Things to consider when buying a renovation property

🕑 6 minute read

Getting a mortgage on a renovation property

Whether you’re a first-time buyer or an experienced investor well up the property ladder, buying a “fixer-upper” may be a tempting prospect.

However, it’s worth considering that a house renovation mortgage isn’t the same as an ordinary mortgage, and there are other factors to consider before you sign up for one. There’s a lot of pros and cons to renovation, from cost to workload, to the potential gains.

You may pay less for a house renovation mortgage, but you need to think it through carefully when the risks are potentially higher and could result in extra costs.

Here, we’ll look at what you need to do to get a renovation mortgage, how they compare to a standard mortgage, and the potential problems that can happen when “flipping a home”.


How to get a mortgage on a "fixer upper"

House renovation mortgages are different to a normal mortgage. The main difference is that you’ll borrow both the money for the property and the cash to perform the renovations.

How easy it is to find a mortgage will be largely dependent on the condition of the property you may want to renovate. There are some checks you might want to perform on the building before you decide to get to work. 

The majority of high-street banks and mortgage lenders won't offer mortgages if:

  • The property is derelict, due to neglect, for example
  • The building is uninhabitable, such as having no functioning bathroom or kitchen
  • A conversion is needed

Be prepared for lenders to run more checks than with a standard mortgage – they want to feel assured the work required isn’t risky for them.

Extra considerations with a renovation mortgage

If the building is habitable but needs work, a lender may not lend the full amount. They may withhold some funds, known as retention, until essential repairs are completed. The property may need to be re-assessed before the remainder of the funds are released.

There are a lot of potential risks and complications with a renovation mortgage, not to mention the costs involved. It pays to have a contingency in place. As a renovation project can throw up many unforeseen challenges, the more money you have on standby, the better.

What else to consider when buying a renovation property

Unexpected costs

From the outset, it’s important to set yourself a realistic budget. People often end up spending twice as much as they bargained for. We suggest you tack on at least an extra 20% for those unforeseen issues that will inevitably spring up.

Although a property that needs doing up will be cheaper to buy initially, consider whether you have enough funds to cover major improvements. You may just want to put in a new kitchen and bathroom, but once you start ripping out the old fixtures and fittings you can find anything from rotten floor joists to damaged brickwork.

Planning permission

Check how easy it will be to get planning permission for the house. If you want to make extensive changes or you’re thinking of buying a listed building, you’ll need consent from your local authority. Once your application has been submitted, it could take up to 12 weeks for the council to make a decision. This allows for neighbours to have their say.
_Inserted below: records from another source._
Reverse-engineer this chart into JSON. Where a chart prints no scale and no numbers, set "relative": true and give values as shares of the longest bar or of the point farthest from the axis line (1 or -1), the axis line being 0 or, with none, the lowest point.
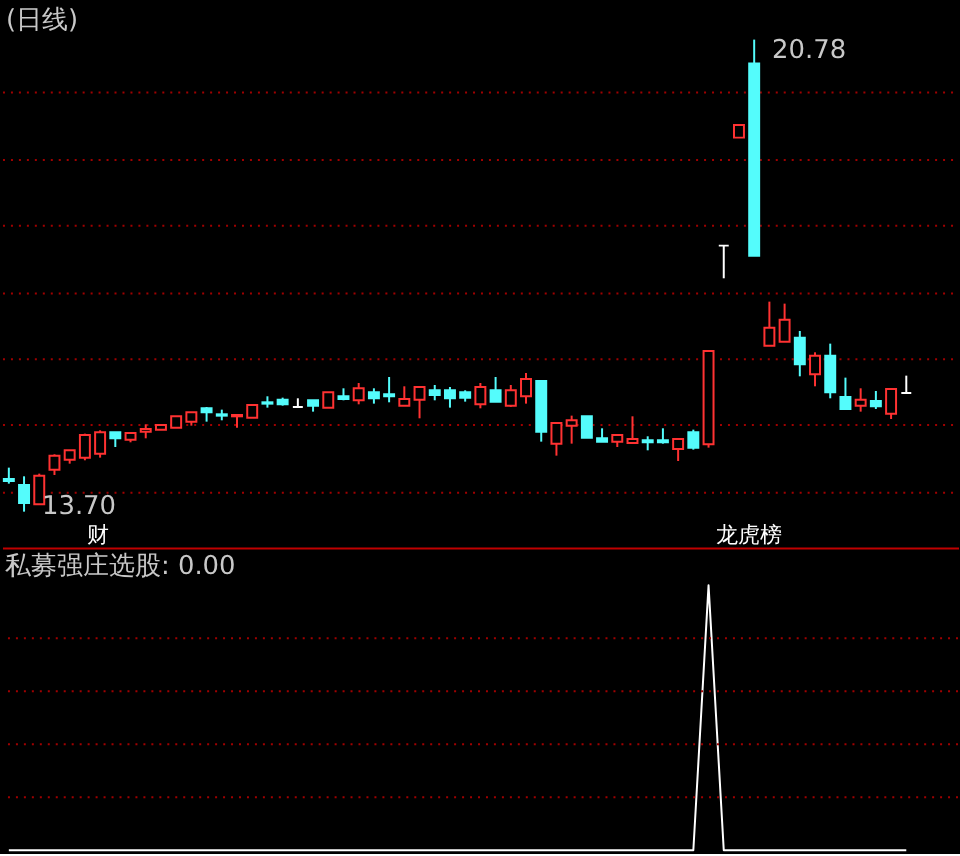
{
  "chart_data": [
    {
      "type": "candlestick",
      "title": "(日线)",
      "categories": [
        null,
        null,
        null,
        null,
        null,
        null,
        null,
        null,
        null,
        null,
        null,
        null,
        null,
        null,
        null,
        null,
        null,
        null,
        null,
        null,
        null,
        null,
        null,
        null,
        null,
        null,
        null,
        null,
        null,
        null,
        null,
        null,
        null,
        null,
        null,
        null,
        null,
        null,
        null,
        null,
        null,
        null,
        null,
        null,
        null,
        null,
        null,
        null,
        null,
        null,
        null,
        null,
        null,
        null,
        null,
        null,
        null,
        null,
        null,
        null
      ],
      "ohlc": [
        [
          14.19,
          14.36,
          14.12,
          14.16
        ],
        [
          14.1,
          14.23,
          13.7,
          13.83
        ],
        [
          13.81,
          14.27,
          13.81,
          14.24
        ],
        [
          14.33,
          14.56,
          14.25,
          14.54
        ],
        [
          14.48,
          14.62,
          14.42,
          14.62
        ],
        [
          14.51,
          14.87,
          14.47,
          14.85
        ],
        [
          14.57,
          14.92,
          14.51,
          14.89
        ],
        [
          14.89,
          14.89,
          14.67,
          14.8
        ],
        [
          14.78,
          14.88,
          14.74,
          14.88
        ],
        [
          14.9,
          15.01,
          14.8,
          14.94
        ],
        [
          14.93,
          15.0,
          14.93,
          15.0
        ],
        [
          14.96,
          15.13,
          14.96,
          15.13
        ],
        [
          15.05,
          15.19,
          14.99,
          15.19
        ],
        [
          15.25,
          15.27,
          15.05,
          15.19
        ],
        [
          15.16,
          15.23,
          15.07,
          15.14
        ],
        [
          15.13,
          15.15,
          14.96,
          15.15
        ],
        [
          15.11,
          15.3,
          15.11,
          15.3
        ],
        [
          15.34,
          15.43,
          15.26,
          15.32
        ],
        [
          15.38,
          15.41,
          15.29,
          15.31
        ],
        [
          15.27,
          15.4,
          15.27,
          15.27
        ],
        [
          15.37,
          15.37,
          15.2,
          15.29
        ],
        [
          15.26,
          15.49,
          15.26,
          15.49
        ],
        [
          15.43,
          15.55,
          15.37,
          15.39
        ],
        [
          15.37,
          15.63,
          15.31,
          15.55
        ],
        [
          15.49,
          15.55,
          15.32,
          15.4
        ],
        [
          15.46,
          15.72,
          15.34,
          15.43
        ],
        [
          15.29,
          15.58,
          15.29,
          15.39
        ],
        [
          15.38,
          15.57,
          15.1,
          15.57
        ],
        [
          15.52,
          15.6,
          15.37,
          15.45
        ],
        [
          15.52,
          15.57,
          15.26,
          15.4
        ],
        [
          15.49,
          15.52,
          15.35,
          15.41
        ],
        [
          15.31,
          15.63,
          15.25,
          15.57
        ],
        [
          15.52,
          15.72,
          15.35,
          15.35
        ],
        [
          15.29,
          15.6,
          15.27,
          15.52
        ],
        [
          15.43,
          15.78,
          15.32,
          15.69
        ],
        [
          15.66,
          15.66,
          14.75,
          14.9
        ],
        [
          14.72,
          15.03,
          14.54,
          15.03
        ],
        [
          14.99,
          15.14,
          14.72,
          15.07
        ],
        [
          15.13,
          15.13,
          14.81,
          14.81
        ],
        [
          14.8,
          14.95,
          14.75,
          14.75
        ],
        [
          14.75,
          14.85,
          14.67,
          14.85
        ],
        [
          14.73,
          15.13,
          14.73,
          14.79
        ],
        [
          14.77,
          14.83,
          14.62,
          14.74
        ],
        [
          14.77,
          14.95,
          14.72,
          14.74
        ],
        [
          14.64,
          14.79,
          14.46,
          14.79
        ],
        [
          14.89,
          14.93,
          14.63,
          14.66
        ],
        [
          14.71,
          16.11,
          14.66,
          16.11
        ],
        [
          17.69,
          17.69,
          17.2,
          17.69
        ],
        [
          19.31,
          19.5,
          19.31,
          19.5
        ],
        [
          20.42,
          20.78,
          17.54,
          17.54
        ],
        [
          16.19,
          16.85,
          16.19,
          16.46
        ],
        [
          16.25,
          16.82,
          16.25,
          16.58
        ],
        [
          16.31,
          16.41,
          15.73,
          15.91
        ],
        [
          15.76,
          16.09,
          15.58,
          16.04
        ],
        [
          16.04,
          16.22,
          15.4,
          15.49
        ],
        [
          15.42,
          15.71,
          15.24,
          15.24
        ],
        [
          15.29,
          15.55,
          15.2,
          15.38
        ],
        [
          15.36,
          15.51,
          15.24,
          15.28
        ],
        [
          15.17,
          15.54,
          15.09,
          15.54
        ],
        [
          15.48,
          15.74,
          15.48,
          15.48
        ]
      ],
      "colors": [
        "#54fcfc",
        "#54fcfc",
        "#ff3232",
        "#ff3232",
        "#ff3232",
        "#ff3232",
        "#ff3232",
        "#54fcfc",
        "#ff3232",
        "#ff3232",
        "#ff3232",
        "#ff3232",
        "#ff3232",
        "#54fcfc",
        "#54fcfc",
        "#ff3232",
        "#ff3232",
        "#54fcfc",
        "#54fcfc",
        "#ffffff",
        "#54fcfc",
        "#ff3232",
        "#54fcfc",
        "#ff3232",
        "#54fcfc",
        "#54fcfc",
        "#ff3232",
        "#ff3232",
        "#54fcfc",
        "#54fcfc",
        "#54fcfc",
        "#ff3232",
        "#54fcfc",
        "#ff3232",
        "#ff3232",
        "#54fcfc",
        "#ff3232",
        "#ff3232",
        "#54fcfc",
        "#54fcfc",
        "#ff3232",
        "#ff3232",
        "#54fcfc",
        "#54fcfc",
        "#ff3232",
        "#54fcfc",
        "#ff3232",
        "#ffffff",
        "#ff3232",
        "#54fcfc",
        "#ff3232",
        "#ff3232",
        "#54fcfc",
        "#ff3232",
        "#54fcfc",
        "#54fcfc",
        "#ff3232",
        "#54fcfc",
        "#ff3232",
        "#ffffff"
      ],
      "yticks": [
        {
          "value": 14,
          "label": null
        },
        {
          "value": 15,
          "label": null
        },
        {
          "value": 16,
          "label": null
        },
        {
          "value": 17,
          "label": null
        },
        {
          "value": 18,
          "label": null
        },
        {
          "value": 19,
          "label": null
        },
        {
          "value": 20,
          "label": null
        }
      ],
      "grid": "y",
      "tick_labels": false,
      "annotations": [
        "20.78",
        "13.70",
        "财",
        "龙虎榜"
      ]
    },
    {
      "type": "line",
      "title": "私募强庄选股: 0.00",
      "categories": [
        null,
        null,
        null,
        null,
        null,
        null,
        null,
        null,
        null,
        null,
        null,
        null,
        null,
        null,
        null,
        null,
        null,
        null,
        null,
        null,
        null,
        null,
        null,
        null,
        null,
        null,
        null,
        null,
        null,
        null,
        null,
        null,
        null,
        null,
        null,
        null,
        null,
        null,
        null,
        null,
        null,
        null,
        null,
        null,
        null,
        null,
        null,
        null,
        null,
        null,
        null,
        null,
        null,
        null,
        null,
        null,
        null,
        null,
        null,
        null
      ],
      "values": [
        0,
        0,
        0,
        0,
        0,
        0,
        0,
        0,
        0,
        0,
        0,
        0,
        0,
        0,
        0,
        0,
        0,
        0,
        0,
        0,
        0,
        0,
        0,
        0,
        0,
        0,
        0,
        0,
        0,
        0,
        0,
        0,
        0,
        0,
        0,
        0,
        0,
        0,
        0,
        0,
        0,
        0,
        0,
        0,
        0,
        0,
        1,
        0,
        0,
        0,
        0,
        0,
        0,
        0,
        0,
        0,
        0,
        0,
        0,
        0
      ],
      "color": "#ffffff",
      "relative": true,
      "ref_lines": [
        {
          "axis": "y",
          "value": 0.2,
          "color": "#a00000",
          "line_style": "dotted"
        },
        {
          "axis": "y",
          "value": 0.4,
          "color": "#a00000",
          "line_style": "dotted"
        },
        {
          "axis": "y",
          "value": 0.6,
          "color": "#a00000",
          "line_style": "dotted"
        },
        {
          "axis": "y",
          "value": 0.8,
          "color": "#a00000",
          "line_style": "dotted"
        }
      ],
      "tick_labels": false
    }
  ]
}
These days, most smaller renovation projects don’t need planning approval, so there are plenty of properties you can do up under permitted development if you want to get cracking straight away. You can find out more on the Government’s planning portal website.

Project management

You can either manage your own project or employ a project manager. The benefit of hiring someone is that they will liaise with builders to ensure the work is carried out to a specification, and their experience avoids unnecessary costs and saves you from having to be on site all the time. But the downside is that you will have to pay for their expertise.
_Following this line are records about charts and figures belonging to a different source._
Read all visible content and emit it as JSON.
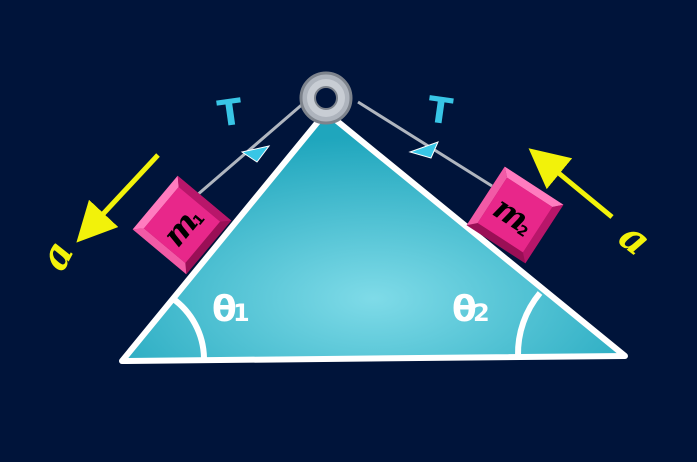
{
  "diagram": {
    "title": "Two blocks on a double incline connected over a pulley",
    "tension_left": "T",
    "tension_right": "T",
    "accel_left": "a",
    "accel_right": "a",
    "angle_left": {
      "symbol": "θ",
      "sub": "1"
    },
    "angle_right": {
      "symbol": "θ",
      "sub": "2"
    },
    "mass_left": {
      "symbol": "m",
      "sub": "1"
    },
    "mass_right": {
      "symbol": "m",
      "sub": "2"
    },
    "colors": {
      "background": "#00143a",
      "incline_fill_center": "#7fdbe8",
      "incline_fill_edge": "#1fa6bd",
      "outline": "#ffffff",
      "block_fill": "#e8278a",
      "block_light": "#ff7cbf",
      "block_dark": "#9a0f56",
      "rope": "#b0b6bf",
      "tension_arrow": "#38c6e6",
      "accel_arrow": "#f2f20a",
      "pulley": "#aeb4bd"
    }
  }
}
If you’d rather manage the project yourself, make sure you get quotes in advance so you can calculate your expenditure. And be prepared to live on a building site.

Your own skills

Think carefully about how much of the work you could take on yourselves. You may be an enthusiastic DIY-er, but could you plumb in a loo, fit a kitchen or tile a bathroom? If the honest answer’s no, you’re much better accepting this at the beginning and getting the professionals in from day 1 rather than having a bash yourself.

Even if your practical skills are negligible, there are some things you can do to keep costs down, from stripping wallpaper to tidying up.

Hidden issues with older houses

With an older property, you should be prepared for more unexpected costs, which all add to your expenses.

Make sure the property you buy is worth having the money spent on it. It could be so run down that it will cost a lot more than expected to repair. Using the wrong renovation techniques in old buildings can cause extensive damage, while subsidence issues could make it harder for you to get buildings insurance.

Electrics in old buildings will often require updating. Have you considered that the cost of rewiring a typical three-bedroom house could run into several thousands of pounds?


Renovating a property can be a lengthy – and stressful – process. Before you know it, 5 years have elapsed and you’re still living on a building site. Try and work out a realistic timeframe before you commit, seeking advice from tradesmen and leaving yourself some wiggle room for any unexpected jobs. Build in a week off or two as well, renovation can be stressful and you’ll deserve the odd break.

Remember to also factor in other demands on your time. If you have a busy job or small children (or both!) and plan to do much of the work yourself, you’ll probably need a more generous timeline.